Боже! в этих словах выразилась вся низкая, вся презренная жизнь, — жизнь, исполненная пустоты и праздности, верных спутников разврата.

„Женитесь на мне!“ подхватила с наглым видом молчавшая дотоле в углу ее приятельница. „Если я буду женою, я буду сидеть вот как!“ при этом она сделала какую-то глупую мину на жалком лице своем, которою чрезвычайно рассмешила красавицу.

О, это уже слишком! этого нет сил перенести. Он бросился вон, потерявши чувства и мысли. Ум его помутился: глупо, без цели, не видя ничего, не слыша, не чувствуя, бродил он весь день.
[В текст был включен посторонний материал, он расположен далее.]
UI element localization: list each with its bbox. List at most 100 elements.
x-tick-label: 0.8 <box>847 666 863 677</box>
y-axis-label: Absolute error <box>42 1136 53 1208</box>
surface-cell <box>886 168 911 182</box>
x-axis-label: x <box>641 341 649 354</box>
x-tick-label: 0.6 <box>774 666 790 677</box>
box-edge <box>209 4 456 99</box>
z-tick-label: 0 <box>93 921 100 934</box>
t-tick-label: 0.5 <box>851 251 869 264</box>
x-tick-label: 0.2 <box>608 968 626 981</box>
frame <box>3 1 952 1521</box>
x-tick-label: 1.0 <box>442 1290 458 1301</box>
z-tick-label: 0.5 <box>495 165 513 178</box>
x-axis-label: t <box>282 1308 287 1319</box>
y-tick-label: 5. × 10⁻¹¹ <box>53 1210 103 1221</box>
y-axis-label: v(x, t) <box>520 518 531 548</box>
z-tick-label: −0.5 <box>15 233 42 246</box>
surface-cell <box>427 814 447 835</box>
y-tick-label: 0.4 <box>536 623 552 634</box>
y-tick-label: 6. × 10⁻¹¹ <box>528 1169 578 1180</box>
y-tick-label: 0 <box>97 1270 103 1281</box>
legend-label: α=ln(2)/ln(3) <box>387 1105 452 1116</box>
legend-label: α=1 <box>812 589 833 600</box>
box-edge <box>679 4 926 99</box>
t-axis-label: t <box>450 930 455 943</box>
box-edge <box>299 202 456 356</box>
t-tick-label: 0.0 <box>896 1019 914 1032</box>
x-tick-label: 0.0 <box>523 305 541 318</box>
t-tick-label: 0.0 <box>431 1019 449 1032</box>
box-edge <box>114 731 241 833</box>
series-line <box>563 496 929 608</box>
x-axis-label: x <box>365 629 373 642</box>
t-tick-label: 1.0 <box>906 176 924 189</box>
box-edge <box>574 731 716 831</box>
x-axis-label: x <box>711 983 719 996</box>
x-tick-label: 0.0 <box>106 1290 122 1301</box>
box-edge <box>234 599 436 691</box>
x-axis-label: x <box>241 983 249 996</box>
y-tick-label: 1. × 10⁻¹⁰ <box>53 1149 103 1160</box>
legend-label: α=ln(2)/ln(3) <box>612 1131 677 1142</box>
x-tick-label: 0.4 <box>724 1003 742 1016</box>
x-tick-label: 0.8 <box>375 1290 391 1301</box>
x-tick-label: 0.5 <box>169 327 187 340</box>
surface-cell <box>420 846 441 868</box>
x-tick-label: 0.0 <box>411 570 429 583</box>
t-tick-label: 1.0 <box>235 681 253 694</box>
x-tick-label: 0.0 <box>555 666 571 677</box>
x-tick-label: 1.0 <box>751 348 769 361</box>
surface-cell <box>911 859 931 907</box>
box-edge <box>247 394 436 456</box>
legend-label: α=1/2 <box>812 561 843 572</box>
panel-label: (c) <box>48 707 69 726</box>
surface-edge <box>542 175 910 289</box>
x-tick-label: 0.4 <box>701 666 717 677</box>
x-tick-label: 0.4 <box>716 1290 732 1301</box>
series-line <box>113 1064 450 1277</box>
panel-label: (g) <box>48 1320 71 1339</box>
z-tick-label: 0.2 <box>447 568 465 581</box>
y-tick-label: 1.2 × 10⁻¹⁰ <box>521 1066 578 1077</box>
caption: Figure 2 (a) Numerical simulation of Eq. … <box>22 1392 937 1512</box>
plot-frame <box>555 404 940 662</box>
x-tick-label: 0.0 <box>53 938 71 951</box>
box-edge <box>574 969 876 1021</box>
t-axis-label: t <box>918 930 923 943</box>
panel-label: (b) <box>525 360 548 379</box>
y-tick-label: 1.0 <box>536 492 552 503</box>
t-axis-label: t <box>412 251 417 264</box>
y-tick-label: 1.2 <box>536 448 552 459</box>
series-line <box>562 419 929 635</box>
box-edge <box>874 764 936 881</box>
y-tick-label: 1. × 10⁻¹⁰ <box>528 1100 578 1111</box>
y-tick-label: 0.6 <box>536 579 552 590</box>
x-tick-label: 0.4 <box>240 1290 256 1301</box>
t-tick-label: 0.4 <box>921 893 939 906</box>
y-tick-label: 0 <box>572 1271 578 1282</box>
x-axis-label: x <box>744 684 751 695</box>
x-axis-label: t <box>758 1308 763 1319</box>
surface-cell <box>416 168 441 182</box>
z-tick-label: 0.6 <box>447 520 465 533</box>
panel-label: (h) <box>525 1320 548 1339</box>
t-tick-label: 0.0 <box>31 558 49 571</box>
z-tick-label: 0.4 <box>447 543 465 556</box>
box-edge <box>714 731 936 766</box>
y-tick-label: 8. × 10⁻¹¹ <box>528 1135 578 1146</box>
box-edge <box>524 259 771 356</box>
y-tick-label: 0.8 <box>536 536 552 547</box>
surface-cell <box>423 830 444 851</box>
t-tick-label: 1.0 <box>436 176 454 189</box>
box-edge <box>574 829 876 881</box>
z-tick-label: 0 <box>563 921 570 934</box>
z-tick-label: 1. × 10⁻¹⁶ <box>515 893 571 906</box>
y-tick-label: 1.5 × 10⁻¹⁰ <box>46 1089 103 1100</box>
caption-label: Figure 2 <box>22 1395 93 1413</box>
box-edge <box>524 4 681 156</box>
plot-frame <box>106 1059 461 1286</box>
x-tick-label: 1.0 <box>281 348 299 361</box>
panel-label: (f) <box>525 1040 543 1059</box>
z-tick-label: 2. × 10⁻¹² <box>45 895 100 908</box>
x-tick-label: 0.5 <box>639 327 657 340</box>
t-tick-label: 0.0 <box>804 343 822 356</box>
Никто не мог знать, ночевал он где-нибудь или нет; на другой только день каким-то глупым инстинктом зашел он на свою квартиру, бледный, с ужасным видом, с растрепанными волосами, с признаками безумия на лице. Он заперся в свою комнату и никого не впускал, ничего не требовал. Протекли четыре дня, и его запертая комната ни разу не отворялась; наконец, прошла неделя, и комната всё так же была заперта. Бросились к дверям, начали звать его, но никакого не было ответа; наконец, выломали дверь и нашли бездыханный труп его с перерезанным горлом. Окровавленная бритва валялась на полу. По судорожно раскинутым рукам и по страшно искаженному виду можно было заключить, что рука его была неверна и что он долго еще мучился, прежде нежели грешная душа его оставила тело.

Так погиб, жертва безумной страсти, бедный Пискарев, тихий, робкий, скромный, детски-простодушный, носивший в себе искру таланта, быть может, со временем бы вспыхнувшего широко и ярко. Никто не поплакал над ним; никого не видно было возле его бездушного трупа, кроме обыкновенной фигуры квартального надзирателя и равнодушной мины городового лекаря. Гроб его тихо, даже без обрядов религии, повезли на Охту; за ним идучи, плакал один только солдат-сторож и то потому, что выпил лишний штоф водки. Даже поручик Пирогов не пришел посмотреть на труп несчастного бедняка, которому он при жизни оказывал свое высокое покровительство. Впрочем ему было вовсе не до того: он был занят чрезвычайным происшествием. Но обратимся к нему. — Я не люблю трупов и покойников и мне всегда неприятно, когда переходит мою дорогу длинная погребальная процессия и инвалидный солдат, одетый каким-то капуцином, нюхает левою рукою табак, потому что правая занята факелом. Я всегда чувствую на душе досаду при виде богатого катафалка и бархатного гроба; но досада моя смешивается с грустью, когда я вижу, как ломовой извозчик тащит красный, ничем не покрытый гроб бедняка и только одна какая-нибудь нищая, встретившись на перекрестке, плетется за ним, не имея другого дела.